A peculiarly gruesome artifact has been uncovered during archaeological digs in England, hearkening back to long lost cultural practices that today we can only try to imagine.
Several years ago, near a village just a few kilometers north-west of Cambridge called Bar Hill, archaeologists from the Museum of London Archaeology (MOLA) dug up a comb dated to around 750 BCE to 43 CE, one made of bone.
But not just any bone. This artifact, scientists discovered, was carved from a human parietal bone, part of the human skull.
Other Iron Age artifacts made of human bone have been found in the Cambridgeshire region before, but this one was particularly unusual. There’s no wear pattern on the teeth of the comb, suggesting that its purpose was ornamental or spiritual rather than practical.

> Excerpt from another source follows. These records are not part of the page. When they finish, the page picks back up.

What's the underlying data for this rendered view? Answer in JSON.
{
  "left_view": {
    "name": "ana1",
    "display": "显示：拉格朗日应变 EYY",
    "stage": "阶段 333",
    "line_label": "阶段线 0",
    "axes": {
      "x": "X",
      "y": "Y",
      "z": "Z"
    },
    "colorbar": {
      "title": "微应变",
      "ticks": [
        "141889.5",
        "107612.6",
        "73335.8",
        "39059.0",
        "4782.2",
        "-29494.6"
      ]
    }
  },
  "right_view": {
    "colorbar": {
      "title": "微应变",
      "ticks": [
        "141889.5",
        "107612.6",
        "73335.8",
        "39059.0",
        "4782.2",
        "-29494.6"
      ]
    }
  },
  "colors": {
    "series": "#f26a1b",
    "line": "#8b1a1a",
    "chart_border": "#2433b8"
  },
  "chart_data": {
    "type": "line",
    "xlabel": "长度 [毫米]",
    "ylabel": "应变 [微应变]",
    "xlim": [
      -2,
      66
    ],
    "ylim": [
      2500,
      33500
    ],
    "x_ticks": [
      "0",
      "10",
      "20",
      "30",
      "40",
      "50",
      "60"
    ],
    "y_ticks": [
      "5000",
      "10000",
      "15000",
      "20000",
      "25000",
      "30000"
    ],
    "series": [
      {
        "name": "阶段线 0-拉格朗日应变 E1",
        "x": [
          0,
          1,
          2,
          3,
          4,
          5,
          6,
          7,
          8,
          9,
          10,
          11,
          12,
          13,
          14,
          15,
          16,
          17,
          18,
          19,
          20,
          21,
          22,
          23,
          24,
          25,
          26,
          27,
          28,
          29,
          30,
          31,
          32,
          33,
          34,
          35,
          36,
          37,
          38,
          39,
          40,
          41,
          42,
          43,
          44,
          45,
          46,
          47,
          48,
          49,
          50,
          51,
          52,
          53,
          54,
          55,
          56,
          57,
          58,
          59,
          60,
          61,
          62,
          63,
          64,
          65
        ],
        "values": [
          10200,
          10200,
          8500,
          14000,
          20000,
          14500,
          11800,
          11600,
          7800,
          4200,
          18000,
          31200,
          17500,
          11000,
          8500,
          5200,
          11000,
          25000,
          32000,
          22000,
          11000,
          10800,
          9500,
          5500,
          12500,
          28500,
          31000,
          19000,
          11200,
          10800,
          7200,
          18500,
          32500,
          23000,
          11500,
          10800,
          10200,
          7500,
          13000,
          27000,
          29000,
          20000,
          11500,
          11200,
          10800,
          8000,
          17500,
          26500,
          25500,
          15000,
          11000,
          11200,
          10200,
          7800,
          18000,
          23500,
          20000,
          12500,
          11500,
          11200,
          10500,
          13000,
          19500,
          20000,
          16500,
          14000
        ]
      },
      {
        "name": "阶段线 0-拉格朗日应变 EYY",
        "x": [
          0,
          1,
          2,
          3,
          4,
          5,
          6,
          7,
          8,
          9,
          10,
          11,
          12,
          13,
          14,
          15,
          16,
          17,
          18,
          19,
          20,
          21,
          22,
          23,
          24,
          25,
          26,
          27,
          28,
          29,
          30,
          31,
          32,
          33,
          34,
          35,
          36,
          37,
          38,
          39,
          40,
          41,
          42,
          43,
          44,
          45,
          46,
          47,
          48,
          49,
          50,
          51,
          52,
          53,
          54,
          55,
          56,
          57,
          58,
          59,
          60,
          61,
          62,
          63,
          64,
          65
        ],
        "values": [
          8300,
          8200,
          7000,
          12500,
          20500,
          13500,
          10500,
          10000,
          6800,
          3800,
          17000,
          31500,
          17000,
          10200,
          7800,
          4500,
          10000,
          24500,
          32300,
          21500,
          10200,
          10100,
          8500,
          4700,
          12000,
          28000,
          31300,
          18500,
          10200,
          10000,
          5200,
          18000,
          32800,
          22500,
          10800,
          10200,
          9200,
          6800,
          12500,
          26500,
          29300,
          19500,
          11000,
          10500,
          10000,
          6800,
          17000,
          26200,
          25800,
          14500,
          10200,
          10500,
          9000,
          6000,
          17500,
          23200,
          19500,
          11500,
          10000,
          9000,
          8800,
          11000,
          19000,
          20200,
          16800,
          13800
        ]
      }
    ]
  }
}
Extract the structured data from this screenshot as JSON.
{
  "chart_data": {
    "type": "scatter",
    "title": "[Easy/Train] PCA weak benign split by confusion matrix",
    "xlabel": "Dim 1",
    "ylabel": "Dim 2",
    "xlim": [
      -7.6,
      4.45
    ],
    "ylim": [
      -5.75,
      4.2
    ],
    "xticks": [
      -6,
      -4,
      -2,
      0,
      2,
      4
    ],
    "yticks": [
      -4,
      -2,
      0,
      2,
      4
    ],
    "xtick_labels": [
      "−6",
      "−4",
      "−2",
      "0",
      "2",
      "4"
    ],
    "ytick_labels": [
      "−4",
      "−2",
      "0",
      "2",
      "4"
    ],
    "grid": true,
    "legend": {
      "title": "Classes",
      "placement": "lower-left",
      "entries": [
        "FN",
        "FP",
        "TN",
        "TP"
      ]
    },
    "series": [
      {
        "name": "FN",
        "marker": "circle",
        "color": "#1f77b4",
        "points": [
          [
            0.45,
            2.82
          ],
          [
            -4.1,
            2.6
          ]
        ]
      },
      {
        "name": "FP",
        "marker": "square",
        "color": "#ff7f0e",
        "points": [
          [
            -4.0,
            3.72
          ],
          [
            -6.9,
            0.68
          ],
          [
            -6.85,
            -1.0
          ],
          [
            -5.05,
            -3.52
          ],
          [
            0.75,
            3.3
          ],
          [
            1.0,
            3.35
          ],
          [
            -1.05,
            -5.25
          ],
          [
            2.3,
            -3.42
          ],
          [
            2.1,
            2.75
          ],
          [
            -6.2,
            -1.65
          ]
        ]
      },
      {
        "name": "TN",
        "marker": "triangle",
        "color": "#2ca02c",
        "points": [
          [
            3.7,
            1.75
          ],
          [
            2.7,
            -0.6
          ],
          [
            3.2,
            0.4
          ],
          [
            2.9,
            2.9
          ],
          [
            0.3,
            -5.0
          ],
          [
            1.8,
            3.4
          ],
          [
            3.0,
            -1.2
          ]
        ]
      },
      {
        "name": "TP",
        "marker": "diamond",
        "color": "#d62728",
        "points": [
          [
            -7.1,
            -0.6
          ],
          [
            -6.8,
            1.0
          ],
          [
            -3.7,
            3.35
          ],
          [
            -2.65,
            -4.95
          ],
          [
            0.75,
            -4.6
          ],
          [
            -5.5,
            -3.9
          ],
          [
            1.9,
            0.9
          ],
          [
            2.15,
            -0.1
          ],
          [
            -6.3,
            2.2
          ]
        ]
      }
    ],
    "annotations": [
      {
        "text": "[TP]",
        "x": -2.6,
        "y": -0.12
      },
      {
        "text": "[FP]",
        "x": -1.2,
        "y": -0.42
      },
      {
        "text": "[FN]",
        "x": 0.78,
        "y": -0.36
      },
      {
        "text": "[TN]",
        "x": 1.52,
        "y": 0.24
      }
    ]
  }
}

The digs were conducted ahead of improvements to a major highway, as per British development planning guidelines. After thousands of years below ground, the comb itself doesn’t look particularly important. Just a rectangular piece of bone small enough to fit into the palm of the hand, carved into a comb-shape, now cracked with broken teeth.
It appears to have been part of a larger object at some point; one edge is clearly broken, with part of the rim of a carved circular hole. This led MOLA archaeologist Michael Marshall to a hypothesis: the comb could have been an amulet of some kind, worn as a pendant.
“The Bar Hill Comb may have been a highly symbolic and powerful object for members of the local community,” Marshall told the BBC.
“It is possible it was carved from the skull of an important member of Iron Age society whose presence was in some way preserved and commemorated through their bones.”
Cambridgeshire has yielded tools made from the arm and leg bones of humans, used for cleaning animal skins, but the skull had special significance. Across Iron Age Europe, pendants made from human skulls are relatively common. In fact, ancient pendants and tools made from human bones have been found around the world.
But the comb carving is really odd.
Only two other Iron Age combs made from human bone have ever been found in Britain, and they hail from the same general region: Earith, 14.5 kilometers (9 miles) north of Bar Hill, and Harston Mill, 19 kilometers to the south of Bar Hill.
This suggests that this specific type of artifact may have been a local cultural custom.
As for what the comb shape signifies, MOLA osteologist Michael Henderson thinks the answer might be in the skull itself. The human skull is not one whole piece, but separate bones that are connected by fibrous tissue known as cranial sutures. These joints resemble the teeth of zippers or, well, combs.
So perhaps, the researchers suggested, the teeth of the Bar Hill Comb were carved to remind people of where the bone came from.
“These carved teeth and lines would have highlighted the Bar Hill Comb’s origin, especially for local Iron Age communities who were familiar with skeletal remains,” Marshall explains. “Its symbolism and significance would have been obvious to anyone who encountered it.”
But then, it’s possible that the people who lived around Bar Hill thousands of years ago may have had multiple practices that would appear very peculiar to us today. The dig also turned up a great quantity of frog and toad bones – around 8,000 – in a ditch next to a roundhouse. How and why these bones ended up there is a real head-scratcher.
Let’s hope future digs reveal more clues to these fascinating mysteries.